Dentro do seu vasto portfólio de produtos, a Sedacor desenvolveu – em parceria com a Têxteis Penedo e após vários projetos de investigação, nomeadamente com a Universidade do Porto e com o CITEVE – Centro Tecnológico Têxtil e Vestuário – um fio de algodão com grande incorporação de cortiça. O produto, denominado CORK-A-TEX, já está a ser produzido em fábrica e abre novas possibilidades à cortiça no sector têxtil, uma vez que o novo fio pode ser usado nas máquinas de fiação existentes para os tradicionais fios de algodão.

Desenvolvido o fio, as aplicações ficam à medida da imaginação: malhas, camisas, roupa de desporto, almofadas, estofos para automóvel ou têxteis-lar, por exemplo. A empresa está também a desenvolver soluções que possam combinar os tecidos laminados de cortiça com o novo fio.

“Comparado ao fio de algodão, o nosso fio de algodão com cortiça é mais resistente à tensão – com certificação do próprio CITEVE –, mais resistente à criação de borboto e mais resistente à fricção, além de outras vantagens já bem conhecidas, como a leveza, a respirabilidade e o isolamento térmico”, explica Albertino Oliveira, da Sedacor. O produto recebeu vários prémios, incluindo o “Techtextil Innovation Award – 2019, categoria Novos Materiais”.

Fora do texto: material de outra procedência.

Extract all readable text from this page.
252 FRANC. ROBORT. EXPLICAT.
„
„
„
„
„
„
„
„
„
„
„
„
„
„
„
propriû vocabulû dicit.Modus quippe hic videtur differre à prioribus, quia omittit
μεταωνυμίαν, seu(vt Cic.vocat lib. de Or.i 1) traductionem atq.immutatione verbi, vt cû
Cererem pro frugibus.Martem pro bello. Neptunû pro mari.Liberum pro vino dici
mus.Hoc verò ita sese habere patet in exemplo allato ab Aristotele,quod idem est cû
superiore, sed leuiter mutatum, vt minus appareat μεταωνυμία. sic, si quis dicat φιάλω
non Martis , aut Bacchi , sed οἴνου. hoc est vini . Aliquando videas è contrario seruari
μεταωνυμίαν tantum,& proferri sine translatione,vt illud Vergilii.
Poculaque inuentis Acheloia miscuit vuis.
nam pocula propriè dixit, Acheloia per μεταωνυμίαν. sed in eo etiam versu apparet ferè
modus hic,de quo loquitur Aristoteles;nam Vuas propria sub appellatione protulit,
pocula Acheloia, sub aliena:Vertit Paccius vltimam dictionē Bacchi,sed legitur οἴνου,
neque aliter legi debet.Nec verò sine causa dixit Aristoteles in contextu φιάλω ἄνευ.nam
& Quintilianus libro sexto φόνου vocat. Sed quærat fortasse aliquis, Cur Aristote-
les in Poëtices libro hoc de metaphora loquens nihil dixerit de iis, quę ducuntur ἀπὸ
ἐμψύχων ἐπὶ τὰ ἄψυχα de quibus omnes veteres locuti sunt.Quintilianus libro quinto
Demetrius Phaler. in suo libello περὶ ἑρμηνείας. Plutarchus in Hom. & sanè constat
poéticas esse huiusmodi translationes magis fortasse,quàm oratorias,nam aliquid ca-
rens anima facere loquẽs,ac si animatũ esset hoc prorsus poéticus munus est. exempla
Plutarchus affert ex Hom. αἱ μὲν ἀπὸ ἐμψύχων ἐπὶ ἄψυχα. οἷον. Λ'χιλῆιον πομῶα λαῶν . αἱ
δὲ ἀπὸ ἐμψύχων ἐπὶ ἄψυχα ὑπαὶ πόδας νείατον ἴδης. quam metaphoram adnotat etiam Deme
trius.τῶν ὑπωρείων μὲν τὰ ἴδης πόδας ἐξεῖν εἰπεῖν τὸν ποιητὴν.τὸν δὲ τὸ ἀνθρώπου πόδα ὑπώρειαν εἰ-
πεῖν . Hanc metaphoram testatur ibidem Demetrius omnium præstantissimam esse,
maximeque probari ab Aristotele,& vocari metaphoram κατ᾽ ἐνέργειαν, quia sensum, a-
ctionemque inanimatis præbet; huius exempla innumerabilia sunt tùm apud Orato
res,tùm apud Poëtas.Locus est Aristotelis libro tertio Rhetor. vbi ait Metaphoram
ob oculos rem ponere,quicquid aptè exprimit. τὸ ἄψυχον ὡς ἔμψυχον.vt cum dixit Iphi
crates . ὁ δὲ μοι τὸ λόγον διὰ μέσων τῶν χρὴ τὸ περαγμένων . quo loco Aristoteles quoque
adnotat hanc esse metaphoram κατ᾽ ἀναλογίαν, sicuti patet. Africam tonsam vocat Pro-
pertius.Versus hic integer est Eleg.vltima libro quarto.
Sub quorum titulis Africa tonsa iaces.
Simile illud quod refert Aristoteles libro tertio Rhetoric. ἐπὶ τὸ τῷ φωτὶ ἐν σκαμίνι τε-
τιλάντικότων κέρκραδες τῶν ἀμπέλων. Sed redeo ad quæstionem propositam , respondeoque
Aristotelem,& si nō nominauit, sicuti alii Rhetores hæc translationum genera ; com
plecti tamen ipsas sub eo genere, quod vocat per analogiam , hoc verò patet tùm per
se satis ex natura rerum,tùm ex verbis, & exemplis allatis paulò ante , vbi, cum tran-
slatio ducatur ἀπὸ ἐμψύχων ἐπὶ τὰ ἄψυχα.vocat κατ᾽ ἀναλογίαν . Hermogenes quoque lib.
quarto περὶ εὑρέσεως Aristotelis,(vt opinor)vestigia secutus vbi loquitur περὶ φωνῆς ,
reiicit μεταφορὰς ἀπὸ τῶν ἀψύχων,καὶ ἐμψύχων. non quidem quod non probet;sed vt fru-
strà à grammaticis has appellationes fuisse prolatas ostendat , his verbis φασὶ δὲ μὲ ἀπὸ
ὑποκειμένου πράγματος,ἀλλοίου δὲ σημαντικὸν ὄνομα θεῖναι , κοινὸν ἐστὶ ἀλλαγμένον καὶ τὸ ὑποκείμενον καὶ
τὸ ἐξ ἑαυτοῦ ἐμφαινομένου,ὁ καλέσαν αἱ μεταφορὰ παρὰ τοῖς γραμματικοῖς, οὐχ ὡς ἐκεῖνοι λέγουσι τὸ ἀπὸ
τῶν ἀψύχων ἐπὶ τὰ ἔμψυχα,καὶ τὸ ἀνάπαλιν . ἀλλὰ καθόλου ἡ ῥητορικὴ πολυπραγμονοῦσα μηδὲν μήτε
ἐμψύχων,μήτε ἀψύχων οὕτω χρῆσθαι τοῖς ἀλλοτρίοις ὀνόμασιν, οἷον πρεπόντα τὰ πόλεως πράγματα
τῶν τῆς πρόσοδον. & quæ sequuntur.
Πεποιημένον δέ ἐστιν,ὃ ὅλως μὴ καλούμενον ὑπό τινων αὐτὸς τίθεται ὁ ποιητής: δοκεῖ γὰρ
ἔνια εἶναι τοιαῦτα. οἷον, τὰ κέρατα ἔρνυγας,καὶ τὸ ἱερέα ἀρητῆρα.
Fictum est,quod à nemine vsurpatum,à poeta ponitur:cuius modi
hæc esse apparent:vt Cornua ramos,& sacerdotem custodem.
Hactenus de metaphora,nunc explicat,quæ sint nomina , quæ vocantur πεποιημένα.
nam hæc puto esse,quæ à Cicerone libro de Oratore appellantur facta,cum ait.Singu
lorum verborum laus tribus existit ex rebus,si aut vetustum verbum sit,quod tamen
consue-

Para já, a fábrica está a produzir amostras do fio de cortiça para vários mercados, com diferentes abordagens, de forma a perceber que tipo de soluções têm maior aceitação no mercado. Além do algodão, a empresa testa atualmente a combinação do fio de cortiça com outros materiais, como o Lyocell (fibra de celulose) e poliésteres reciclados.

Têxtil Cortiça
Fio de Cortiça

© CORK-A-TEX

Seja no fio de algodão que vestimos, no revestimento de uma nave espacial destinada a Marte, no pavimento que pisamos, num objeto de decoração para a casa ou na rolha de um vinho, o certo é que a cortiça está cada vez mais presente, nos vários sectores. As suas características técnicas, de sustentabilidade e de design assim o motivam, a par do trabalho de valorização e inovação do sector nacional da cortiça. Empresários, investigadores e especialistas não têm dúvidas de que este trilho da inovação é para continuar – e que, em combinação com novos materiais, a versatilidade da cortiça não deixará de surpreender e de gerar valor acrescentado para um sector que começa na floresta.